Netpoleon, a leading provider of integrated security, networking solutions and value added services, publishes the report “Business Email Compromise (BEC): How does it attack your business and how can you prevent it?”. The report was written by Macnica Networks Corp. that is the parent company of Netpoleon and analyzes threats targeting Asia’s organizations and provides security solutions in Japan.
This report summarizes the reality of fraud, the flow from careful preparation to transfer to the account prepared by the attacker, the measures that we believe have a certain effect at this point in the system and accounting departments and the incident response required when faced with BEC. It is the result of an analysis based on many emails obtained by Macnica Networks.
Macnica Networks has analyzed not only BEC email received by group affiliates of Macnica Group from 2015 to 2019, but also BEC email received by trading partners purporting to be from Macnica Group, as well as BEC cases handled through the incident response service provided by Macnica Networks and has exposed the methods used by attackers. Furthermore, with the cooperation of Itochu’s ITCCERT, which has provided analysis results regarding the daily BEC attacks on the Itochu Group, as it continues to expand around the world, we have now been able to shed even more light on the methods and identities of attackers.
We should pay more attention to BEC. According to the Internet Crime Complaint Center (IC3) of the US Federal Bureau of Investigation (FBI), within a period of less than five years from October 2013 to May 2018 the number of reported cases of business e-mail compromise (BEC) was a little less than 80,000, and the total cost of damages came to approximately 12.5 billion USD (approximately 1.4 trillion yen).
BEC mail example:
Pretending to be the CEO of a trading partner
The e-mail address of the sender has a domain name unrelated to the trading partner, which makes this fraud relatively easy to spot. However, because the e-mail purports to be an urgent request from the CEO of a trading partner, the thought of not wanting to be seen as rude by showing suspicion creates a situation in which it is hard to reject the request.

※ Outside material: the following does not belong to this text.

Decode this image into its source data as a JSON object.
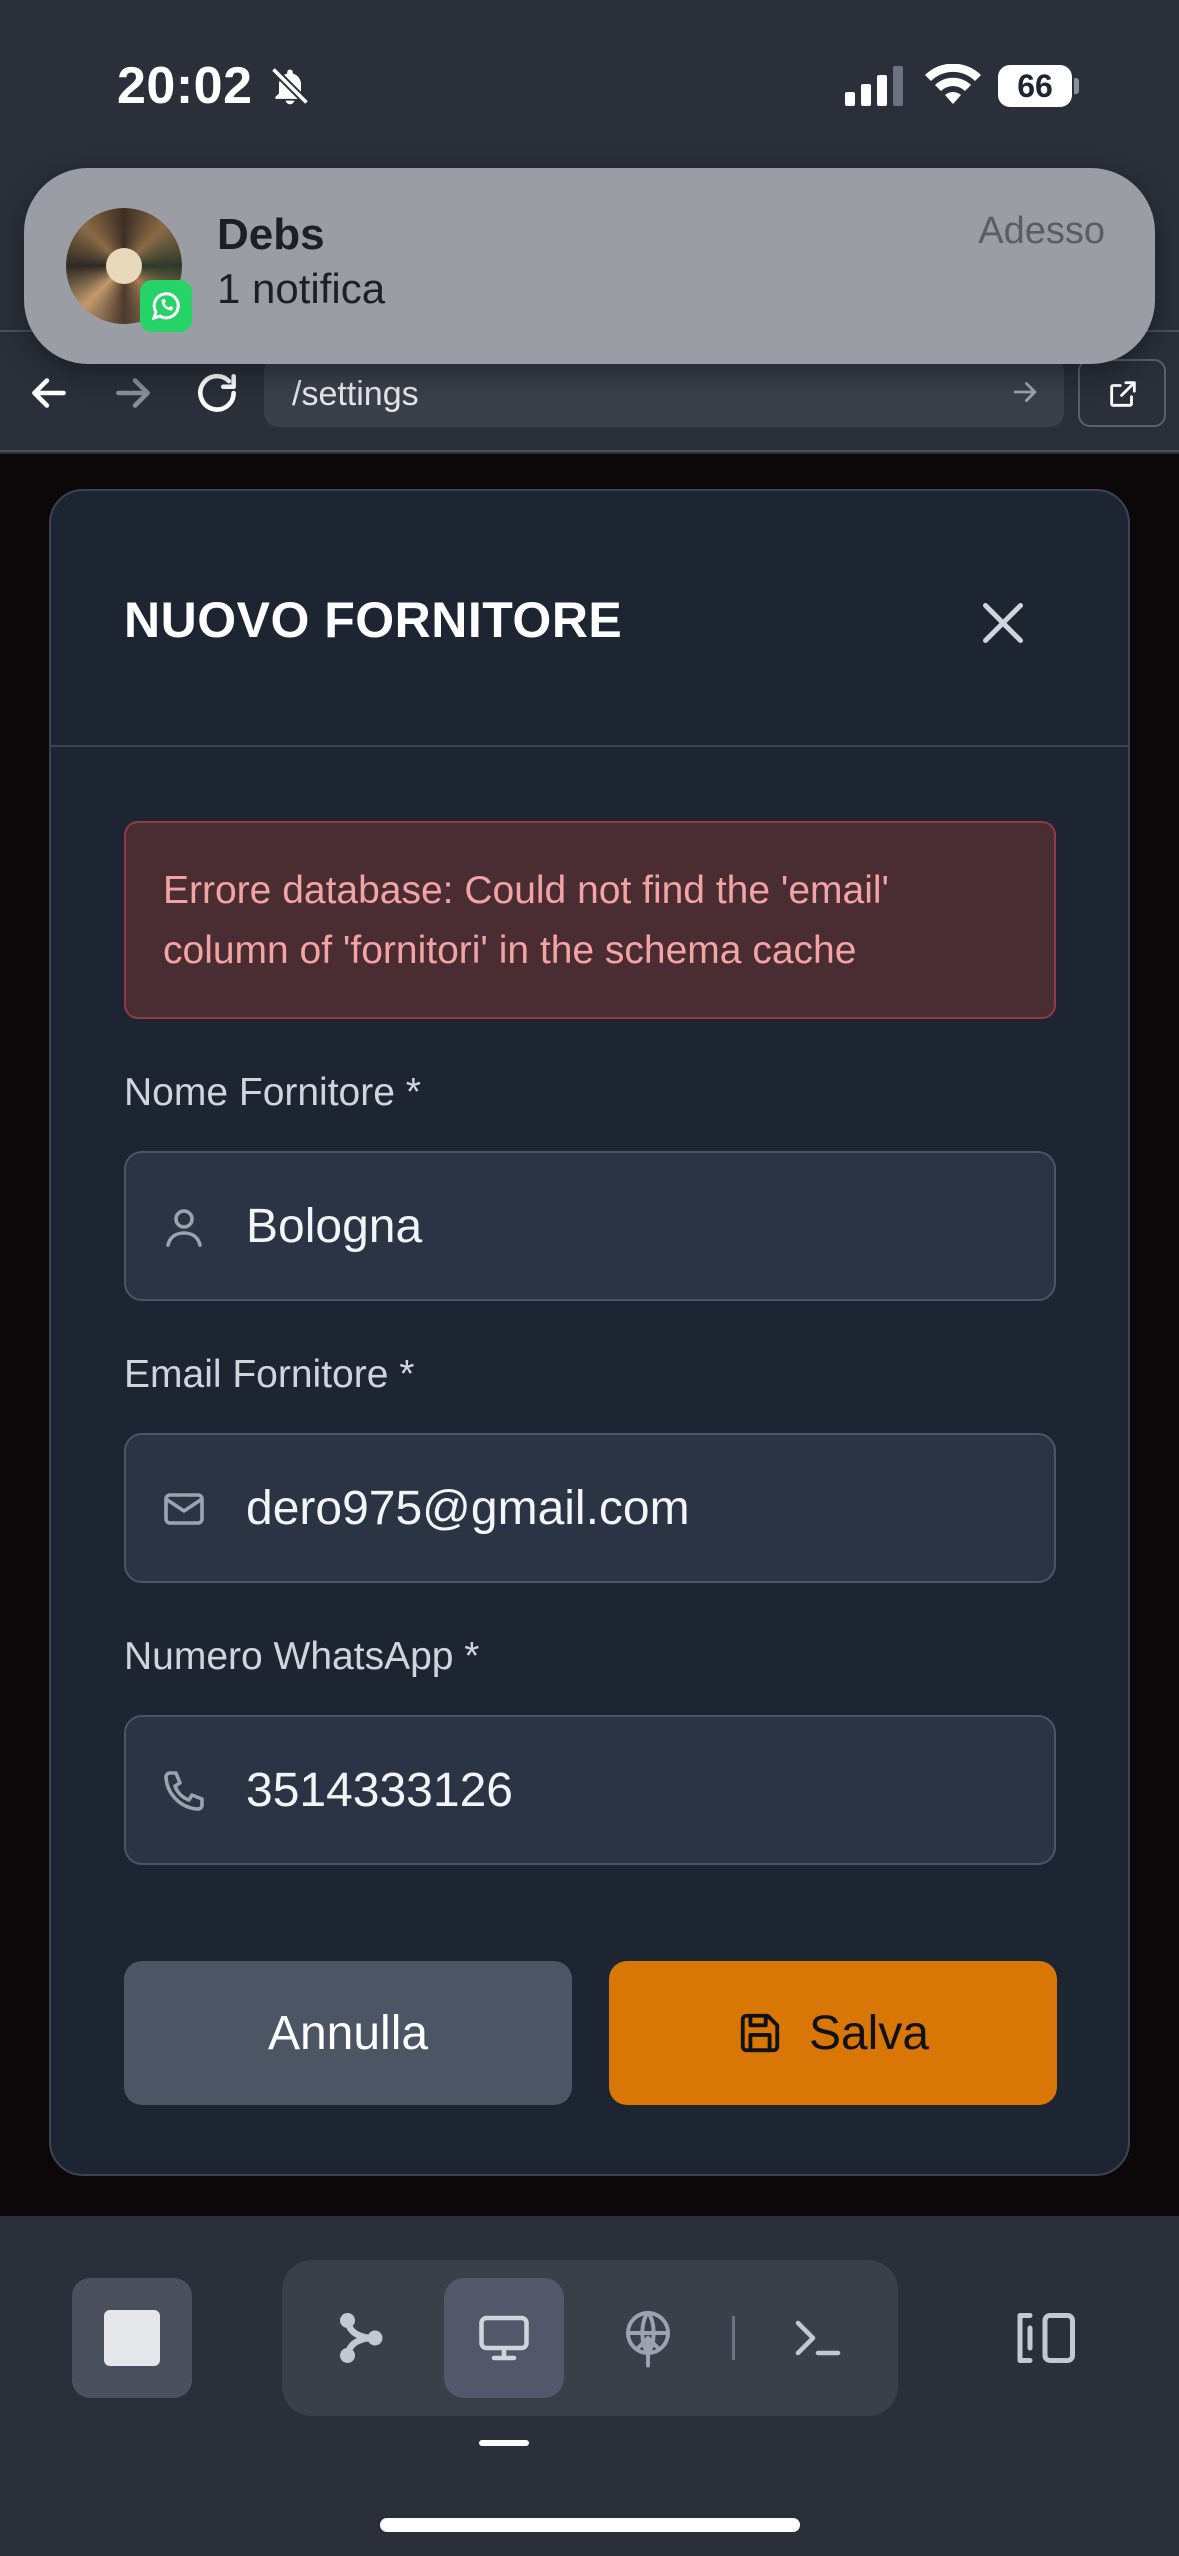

Registration of similar domains
The attacker had acquired a domain very similar to the actual domain of Netpoleon and was using that to make a BEC attack on the client. Fortunately, the client realized there was something suspicious about the domain name, and the attack was thwarted.
Netpoleon will endeavor to contribute to cyber security measures by investigating, analyzing, and disclosing information on attacks.